Le gouvernement de François Legault vient d’annoncer une nouvelle série de mesures visant à réduire l’immigration dans la province. Il abolit le Programme de l’expérience québécoise (PEQ), déjà dans la mire par le passé, ce qui avait alors provoqué un tollé parmi les étudiants et les travailleurs étrangers diplômés au Québec. Le gouvernement souhaite également ramener les seuils d’immigration à environ 45 000 personnes par année.
Or, 45 000, ce sont essentiellement les seuils établis sous Jean Charest, officiellement pour combler la pénurie anticipée de main-d’œuvre liée aux départs à la retraite des baby-boomers. Officieusement, il s’agissait surtout de rendre politiquement impossible la tenue d’un troisième référendum sur l’indépendance du Québec.
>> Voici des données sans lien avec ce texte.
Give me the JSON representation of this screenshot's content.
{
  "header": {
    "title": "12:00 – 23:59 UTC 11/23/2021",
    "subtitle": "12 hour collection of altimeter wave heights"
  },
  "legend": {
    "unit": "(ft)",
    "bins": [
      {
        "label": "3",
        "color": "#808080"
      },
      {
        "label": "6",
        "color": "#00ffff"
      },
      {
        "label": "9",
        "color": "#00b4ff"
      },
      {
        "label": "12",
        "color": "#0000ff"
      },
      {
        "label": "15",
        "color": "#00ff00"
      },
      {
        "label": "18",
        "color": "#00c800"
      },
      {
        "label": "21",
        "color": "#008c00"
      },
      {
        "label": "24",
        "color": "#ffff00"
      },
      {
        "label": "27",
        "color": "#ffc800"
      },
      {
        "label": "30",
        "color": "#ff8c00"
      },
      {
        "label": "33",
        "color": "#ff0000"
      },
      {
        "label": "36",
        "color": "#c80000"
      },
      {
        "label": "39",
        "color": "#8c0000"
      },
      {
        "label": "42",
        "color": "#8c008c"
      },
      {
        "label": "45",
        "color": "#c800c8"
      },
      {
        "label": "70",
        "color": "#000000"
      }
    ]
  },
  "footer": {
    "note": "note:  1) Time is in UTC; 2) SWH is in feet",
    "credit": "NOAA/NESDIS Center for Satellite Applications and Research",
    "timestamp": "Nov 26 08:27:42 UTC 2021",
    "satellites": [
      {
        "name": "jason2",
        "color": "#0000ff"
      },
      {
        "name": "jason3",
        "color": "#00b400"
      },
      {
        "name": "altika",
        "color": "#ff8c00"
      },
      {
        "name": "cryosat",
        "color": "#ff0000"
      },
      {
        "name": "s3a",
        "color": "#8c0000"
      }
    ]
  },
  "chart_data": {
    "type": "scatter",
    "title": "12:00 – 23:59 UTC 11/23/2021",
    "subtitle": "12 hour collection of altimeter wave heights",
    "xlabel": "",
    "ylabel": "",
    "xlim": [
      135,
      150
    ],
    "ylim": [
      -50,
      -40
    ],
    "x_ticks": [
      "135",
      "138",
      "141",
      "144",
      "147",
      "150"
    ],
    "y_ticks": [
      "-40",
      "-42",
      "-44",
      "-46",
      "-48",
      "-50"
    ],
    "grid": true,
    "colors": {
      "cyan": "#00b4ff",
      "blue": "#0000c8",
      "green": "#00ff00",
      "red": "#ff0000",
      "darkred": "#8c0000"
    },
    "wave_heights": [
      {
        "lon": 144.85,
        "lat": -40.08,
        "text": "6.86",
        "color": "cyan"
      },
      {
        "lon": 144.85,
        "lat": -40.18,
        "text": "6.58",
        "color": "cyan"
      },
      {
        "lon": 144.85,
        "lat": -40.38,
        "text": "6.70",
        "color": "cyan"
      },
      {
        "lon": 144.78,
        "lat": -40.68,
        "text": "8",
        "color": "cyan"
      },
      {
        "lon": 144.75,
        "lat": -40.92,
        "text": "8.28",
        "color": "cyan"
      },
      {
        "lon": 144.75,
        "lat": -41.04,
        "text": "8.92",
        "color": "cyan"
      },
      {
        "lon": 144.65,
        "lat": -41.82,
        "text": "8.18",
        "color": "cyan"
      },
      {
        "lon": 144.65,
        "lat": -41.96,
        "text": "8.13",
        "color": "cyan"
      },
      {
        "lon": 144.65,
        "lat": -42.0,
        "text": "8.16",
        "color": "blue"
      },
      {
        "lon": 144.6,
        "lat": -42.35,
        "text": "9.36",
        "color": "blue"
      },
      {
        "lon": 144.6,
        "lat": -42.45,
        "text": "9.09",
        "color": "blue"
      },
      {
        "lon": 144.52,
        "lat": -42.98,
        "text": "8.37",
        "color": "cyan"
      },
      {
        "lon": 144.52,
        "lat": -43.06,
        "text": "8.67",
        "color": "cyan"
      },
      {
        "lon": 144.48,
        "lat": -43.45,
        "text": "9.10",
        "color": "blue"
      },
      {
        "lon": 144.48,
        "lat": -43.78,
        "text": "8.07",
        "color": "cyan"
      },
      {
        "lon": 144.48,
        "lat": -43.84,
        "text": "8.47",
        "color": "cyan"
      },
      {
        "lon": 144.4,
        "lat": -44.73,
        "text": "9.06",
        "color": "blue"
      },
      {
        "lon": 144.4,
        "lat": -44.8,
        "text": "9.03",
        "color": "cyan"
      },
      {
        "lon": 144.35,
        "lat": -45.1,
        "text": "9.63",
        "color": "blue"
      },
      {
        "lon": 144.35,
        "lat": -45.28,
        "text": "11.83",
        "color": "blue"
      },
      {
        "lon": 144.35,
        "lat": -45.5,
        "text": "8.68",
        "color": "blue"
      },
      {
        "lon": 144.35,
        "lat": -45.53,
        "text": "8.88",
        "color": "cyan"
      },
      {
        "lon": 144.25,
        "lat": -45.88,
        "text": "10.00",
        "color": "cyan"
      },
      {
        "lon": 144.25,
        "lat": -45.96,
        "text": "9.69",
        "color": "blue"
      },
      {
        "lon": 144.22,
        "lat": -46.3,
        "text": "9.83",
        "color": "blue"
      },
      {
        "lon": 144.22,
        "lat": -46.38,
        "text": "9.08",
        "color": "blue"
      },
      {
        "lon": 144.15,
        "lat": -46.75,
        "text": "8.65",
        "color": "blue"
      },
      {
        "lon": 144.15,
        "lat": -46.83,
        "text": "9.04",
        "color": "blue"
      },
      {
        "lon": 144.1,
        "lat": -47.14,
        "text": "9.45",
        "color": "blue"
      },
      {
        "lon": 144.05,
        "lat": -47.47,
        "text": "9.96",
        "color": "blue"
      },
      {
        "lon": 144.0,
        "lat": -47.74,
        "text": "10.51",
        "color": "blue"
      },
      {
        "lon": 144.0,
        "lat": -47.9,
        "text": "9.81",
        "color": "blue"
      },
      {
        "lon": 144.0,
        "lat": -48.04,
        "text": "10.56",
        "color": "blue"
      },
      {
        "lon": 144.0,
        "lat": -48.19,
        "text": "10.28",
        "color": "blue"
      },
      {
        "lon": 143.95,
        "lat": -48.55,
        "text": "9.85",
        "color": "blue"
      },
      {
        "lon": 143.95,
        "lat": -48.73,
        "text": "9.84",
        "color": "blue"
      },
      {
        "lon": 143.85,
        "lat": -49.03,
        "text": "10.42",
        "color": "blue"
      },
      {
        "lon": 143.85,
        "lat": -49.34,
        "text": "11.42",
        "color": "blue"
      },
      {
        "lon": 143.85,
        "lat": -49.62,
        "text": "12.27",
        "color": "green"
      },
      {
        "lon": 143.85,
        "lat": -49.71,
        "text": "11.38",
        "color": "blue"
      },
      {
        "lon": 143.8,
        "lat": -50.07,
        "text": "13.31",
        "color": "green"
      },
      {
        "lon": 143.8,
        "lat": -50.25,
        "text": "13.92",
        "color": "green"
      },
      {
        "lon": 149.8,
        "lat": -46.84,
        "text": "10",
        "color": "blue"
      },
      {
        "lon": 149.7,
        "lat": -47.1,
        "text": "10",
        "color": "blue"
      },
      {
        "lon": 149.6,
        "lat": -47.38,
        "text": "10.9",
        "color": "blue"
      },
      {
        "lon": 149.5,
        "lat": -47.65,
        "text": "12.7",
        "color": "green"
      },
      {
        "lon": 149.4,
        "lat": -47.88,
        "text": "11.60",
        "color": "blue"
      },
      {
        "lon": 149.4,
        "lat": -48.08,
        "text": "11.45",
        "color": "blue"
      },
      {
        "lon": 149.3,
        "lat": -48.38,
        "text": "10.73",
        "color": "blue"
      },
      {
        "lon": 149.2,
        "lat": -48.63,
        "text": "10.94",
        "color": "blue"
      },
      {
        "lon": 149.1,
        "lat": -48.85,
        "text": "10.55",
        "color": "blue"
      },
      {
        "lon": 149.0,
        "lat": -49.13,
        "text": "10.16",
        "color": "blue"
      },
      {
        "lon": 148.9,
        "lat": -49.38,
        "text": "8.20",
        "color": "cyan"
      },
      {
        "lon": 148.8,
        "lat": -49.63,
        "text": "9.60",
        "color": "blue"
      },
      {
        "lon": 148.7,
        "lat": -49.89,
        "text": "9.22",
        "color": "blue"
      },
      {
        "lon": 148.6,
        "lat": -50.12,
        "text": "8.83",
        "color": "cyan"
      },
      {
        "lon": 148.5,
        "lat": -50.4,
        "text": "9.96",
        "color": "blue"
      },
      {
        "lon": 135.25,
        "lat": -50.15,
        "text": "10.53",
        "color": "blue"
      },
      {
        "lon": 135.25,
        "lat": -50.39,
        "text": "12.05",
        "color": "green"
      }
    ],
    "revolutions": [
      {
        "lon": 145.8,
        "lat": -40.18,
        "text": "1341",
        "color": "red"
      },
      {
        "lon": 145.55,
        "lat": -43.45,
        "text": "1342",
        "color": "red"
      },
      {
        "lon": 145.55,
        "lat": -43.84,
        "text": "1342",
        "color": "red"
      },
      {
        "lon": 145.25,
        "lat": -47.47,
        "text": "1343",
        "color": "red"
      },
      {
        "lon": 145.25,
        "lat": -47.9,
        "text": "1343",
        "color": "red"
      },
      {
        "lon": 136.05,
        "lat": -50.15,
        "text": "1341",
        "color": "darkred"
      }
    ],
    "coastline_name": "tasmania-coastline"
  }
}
Les libéraux ont ainsi réussi à déplacer la fenêtre d’Overton : ce qui était autrefois perçu comme excessif est maintenant considéré comme raisonnable, voire prudent, tellement les seuils ont ensuite été poussés à des niveaux intenables.
Quant au PEQ, le programme n’était certes pas parfait, mais il fonctionnait globalement. Nous voulons des diplômés qualifiés, francophones, productifs, qui s’intègrent rapidement : le PEQ servait précisément à cela. En le démantelant, on fait fuir des gens qui auraient contribué fiscalement au Québec. Comme le disait un ingénieur civil haïtien rencontré récemment : « Le Québec paie en partie la formation de ces étudiants, mais ce sont les autres provinces qui récoltent les bénéfices. »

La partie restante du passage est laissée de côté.